It is worth noting that the beacon loss analysis does not aim to rank the performance of the device models we experienced, rather it aims to highlight the heterogeneity of the devices in a real-world experiment, and how it impacts on the final results. Unfortunately this represents a limitation for the deployment of a large scale experimentation with commercial mobile devices. In fact, the beacon loss rate can be due to multiple reasons such as:

• •the different versions of the OS;
• •energy saving apps that can shutdown the Bluetooth interface or kill high-computational apps used for our tests;
• •the posture of the user and the receiver position;
• •any environmental interference.

The combination of such factors can decrease, even remarkably, the overall beacon loss rate. In our case, we experienced values ranging from a minimum of 60.53% to a maximum of 95.45%. We found some device models performing better during some tests with respect to the others. As an example, the Nexus 6 based on Android 7.0, generally, provides beacon loss rate in the range between 60% and 80%, while Huawei P9 Lite or Samsung Galaxy S experience about 90%.

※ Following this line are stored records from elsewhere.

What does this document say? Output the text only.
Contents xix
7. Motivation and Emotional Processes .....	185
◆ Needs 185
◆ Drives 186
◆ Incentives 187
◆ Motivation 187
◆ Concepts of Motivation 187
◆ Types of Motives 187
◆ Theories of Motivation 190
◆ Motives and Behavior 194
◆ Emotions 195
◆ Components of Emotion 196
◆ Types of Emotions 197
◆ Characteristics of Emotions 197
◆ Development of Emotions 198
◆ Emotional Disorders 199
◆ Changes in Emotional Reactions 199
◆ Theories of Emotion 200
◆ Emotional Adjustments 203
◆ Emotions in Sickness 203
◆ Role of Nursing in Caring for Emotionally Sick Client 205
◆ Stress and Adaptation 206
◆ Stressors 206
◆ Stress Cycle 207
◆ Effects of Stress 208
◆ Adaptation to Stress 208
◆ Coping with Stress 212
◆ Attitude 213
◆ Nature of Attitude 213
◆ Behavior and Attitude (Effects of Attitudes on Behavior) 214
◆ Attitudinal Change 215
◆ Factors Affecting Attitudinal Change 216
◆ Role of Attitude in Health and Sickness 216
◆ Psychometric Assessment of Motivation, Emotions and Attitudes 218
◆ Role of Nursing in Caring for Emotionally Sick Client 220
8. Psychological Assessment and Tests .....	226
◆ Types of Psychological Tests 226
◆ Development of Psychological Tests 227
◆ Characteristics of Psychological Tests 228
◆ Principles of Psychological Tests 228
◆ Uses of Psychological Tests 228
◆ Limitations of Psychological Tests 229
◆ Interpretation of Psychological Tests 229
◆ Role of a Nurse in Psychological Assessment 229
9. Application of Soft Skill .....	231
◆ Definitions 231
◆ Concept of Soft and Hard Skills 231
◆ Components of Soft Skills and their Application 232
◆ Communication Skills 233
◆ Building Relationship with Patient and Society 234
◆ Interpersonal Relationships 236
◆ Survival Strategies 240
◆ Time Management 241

4.2. Symmetry of the channel

We finally analyse the symmetry of the channel. This analysis focuses on measuring the differences between the RSS mutually estimated by a pair of devices. The goal is to measure how much the RSS values estimated by a devices’ pair are similar during the Interaction stage. Similarly to the previous analysis, we focus on the Interaction stage, since the Approaching and Non Interaction stages are supposed to provide non comparable results. As a general example, the symmetry between user 1 and user 2 is given by the absolute value of the difference of the RSS values estimated by user1’s device with respect to user2’s device. The lower the difference, the higher their symmetry during the Interaction stage. The process we followed for measuring the symmetry is reported in Fig. 6. Given a pair of devices, the first step is to slice the time series of the RSS recorded by the pair at regular intervals. The second step, is to synchronise the time series, so that the RSS values are synchronised with respect to the time. Synchronisation is obtained by aligning the RSS samples temporally, e.g. given the RSS sample (time, dbm): $(10.3\mathrm{s},-64\mathrm{dBm})$, it is synchronised to: $(10,-64)$. After the synchronisation step, the time series of the device pair match with respect to the time. The third step is to interpolate any missing RSS sample and finally to build their differences. The interpolation estimates a RSS value by considering the previous existing samples; in our case we applied a linear interpolation by exploiting the previous RSS sample in order to estimate the value of the missing ones. The interpolation process is required since every device might record a different number of RSS values (as discussed with the beacon loss rate analysis). Finally, once the time series are both synchronised and interpolated, we measure their symmetry by computing the absolute value of the differences of the RSS values.

Fig. 6.

Re-sampling process of raw signals.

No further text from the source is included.